General Motors is updating its financial forecasts for 2024 after exceeding Wall Street’s expectations in its second quarter results.
The Detroit-based automaker has revised its expected adjusted earnings for the year to range between $13 billion and $15 billion, an increase from the previous estimate of $12.5 billion to $14.5 billion. Additionally, GM has raised its targets for operating cash flow and earnings per share, although it slightly reduced its net income expectation for shareholders to between $10 billion and $11.4 billion, a decrease of less than 1%.
For the second quarter, GM reported revenue of $47.9 billion, which represents a growth of over 7% compared to the same period last year, surpassing Wall Street’s expectation of $45 billion. Earnings per share stood at $3.06, exceeding the anticipated $2.71 and marking a 60% increase from 2023. Net income rose 14% to $2.9 billion, up from $2.5 billion.

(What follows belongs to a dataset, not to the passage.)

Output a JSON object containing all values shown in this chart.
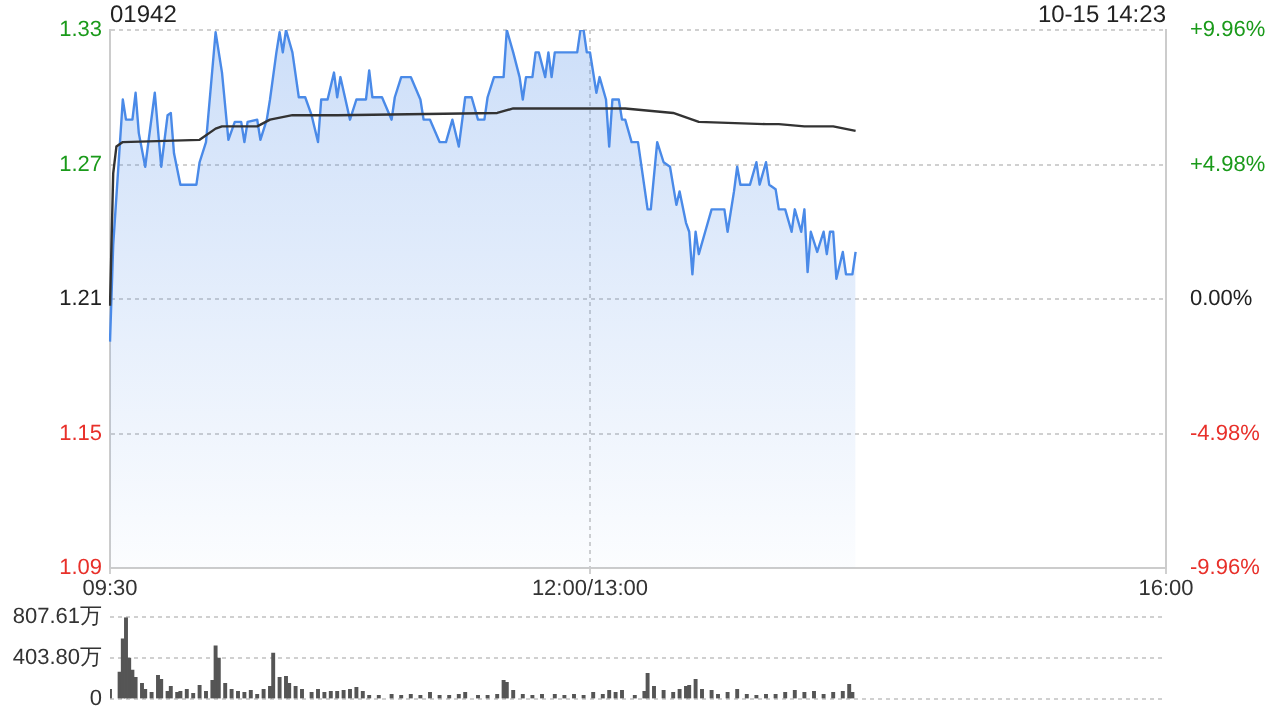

As a result of these positive figures, GM’s stock rose nearly 5% in pre-market trading on Tuesday and has increased by more than 37% this year. Following the market close on Monday, GM announced a cash dividend for the third quarter, contributing to the stock’s momentum.
In a letter to shareholders, CEO Mary Barra highlighted the popularity of GM’s gas-powered trucks and SUVs and mentioned that the company plans to launch eight new or redesigned models in North America across various size categories. She also emphasized GM’s production growth for the electric Chevrolet Equinox, stating, “as excited as we are about our EVs and our early success, we are committed to disciplined volume growth.”
Earlier in the month, Barra acknowledged that GM would not achieve its target of producing 1 million electric vehicles in North America by the end of 2025 due to a slowdown in the market. She indicated that the company would take a flexible approach to production, focusing on building vehicles according to demand, although EV sales showed growth in the last quarter.
Additionally, Barra announced that Cruise, GM’s self-driving subsidiary, would abandon its plans for the Origin vehicle following an operational rollback due to an incident last October. Instead, the company will concentrate on testing next-generation Chevrolet Bolts in Texas and Arizona. GM incurred a $600 million charge related to the discontinued production of the Origin in Detroit.
During a call with analysts, Barra noted that using the Bolt would address regulatory concerns regarding the unique design of the Origin, which lacked a steering wheel. She added that this decision would help reduce production costs and allow GM to better utilize its resources.
Barra reaffirmed GM’s ambition to innovate in mobility through autonomous technology, stating, “Our vision to transform mobility using autonomous technology is unchanged, and every mile traveled, and every simulation, brings us closer because Cruise is an AI-first company.”
Moreover, GM is working to restructure its joint venture with SAIC Motor in China amid ongoing losses, reporting a $104 million loss for the second quarter. In June, SAIC-GM reduced production by 70% and delivered 26,000 vehicles, which is 50% fewer than the same period last year.